Other features included a slab body in a variety of gloss urethane finishes, maple or rosewood fingerboard, bullet truss rod and a three-screw neck plate with tilt adjustment.
As with its humbucking-equipped predecessor, the Telecaster Thinline, and the subsequent dual-humbucking Telecaster Deluxe of 1973, the Telecaster Custom enjoyed modest sales and was kept in the Fender line until 1981, when it was discontinued along with the Deluxe (the Thinline having been discontinued in 1979).

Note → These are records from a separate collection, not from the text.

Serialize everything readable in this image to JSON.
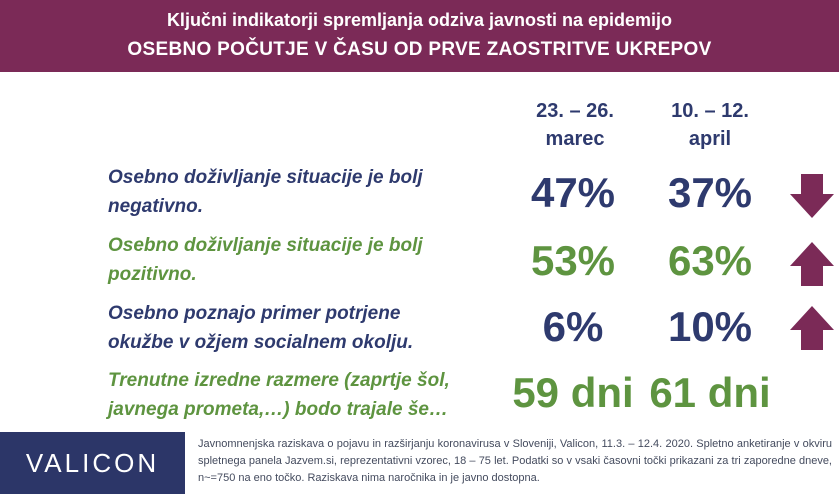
{
  "header": {
    "title": "Ključni indikatorji spremljanja odziva javnosti na epidemijo",
    "subtitle": "OSEBNO POČUTJE V ČASU OD PRVE ZAOSTRITVE UKREPOV"
  },
  "chart_data": {
    "type": "table",
    "columns": [
      {
        "line1": "23. – 26.",
        "line2": "marec"
      },
      {
        "line1": "10. – 12.",
        "line2": "april"
      }
    ],
    "rows": [
      {
        "line1": "Osebno doživljanje situacije je bolj",
        "line2": "negativno.",
        "values": [
          "47%",
          "37%"
        ],
        "color": "#2e3a6e",
        "trend": "down"
      },
      {
        "line1": "Osebno doživljanje situacije je bolj",
        "line2": "pozitivno.",
        "values": [
          "53%",
          "63%"
        ],
        "color": "#5e9440",
        "trend": "up"
      },
      {
        "line1": "Osebno poznajo primer potrjene",
        "line2": "okužbe v ožjem socialnem okolju.",
        "values": [
          "6%",
          "10%"
        ],
        "color": "#2e3a6e",
        "trend": "up"
      },
      {
        "line1": "Trenutne izredne razmere (zaprtje šol,",
        "line2": "javnega prometa,…) bodo trajale še…",
        "values": [
          "59 dni",
          "61 dni"
        ],
        "color": "#5e9440",
        "trend": ""
      }
    ]
  },
  "colors": {
    "banner": "#7b2a57",
    "arrow": "#7b2a57",
    "navy": "#2e3a6e",
    "green": "#5e9440",
    "logo_bg": "#2c3668"
  },
  "footer": {
    "logo": "VALICON",
    "note": "Javnomnenjska raziskava o pojavu in razširjanju koronavirusa v Sloveniji, Valicon, 11.3. – 12.4. 2020. Spletno anketiranje v okviru spletnega panela Jazvem.si, reprezentativni vzorec, 18 – 75 let. Podatki so v vsaki časovni točki prikazani za tri zaporedne dneve, n~=750 na eno točko. Raziskava nima naročnika in je javno dostopna."
  }
}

As Fender’s fortunes improved in the wake of the CBS years, all three humbucking pickup-equipped Telecaster models were eventually reissued. Fender Japan was first to reissue the model, introducing its Telecaster Custom ’72 in 1986; it remained in production through 1998. Fender Mexico offered a Telecaster model with a humbucking neck pickup and a single-coil bridge pickup-the Tele Special-from 1994-96, but this was not a Telecaster Custom model.
With interest in all three humbucker-equipped Telecaster models resurgent among scores of new bands in the 1990s and 2000s, an actual Telecaster Custom reissue model built in Mexico, the Classic Series ’72 Telecaster Custom, which was released in 1999. Fender’s value brand, Squier, also boasts two models, the Vintage Modified Telecaster Custom (2003) and the Classic Vibe Telecaster Custom (2010), although the former has two humbucking pickups and the latter has two single-coil pickups. All three of these modern Telecaster Custom models remain in the Fender and Squier lines today.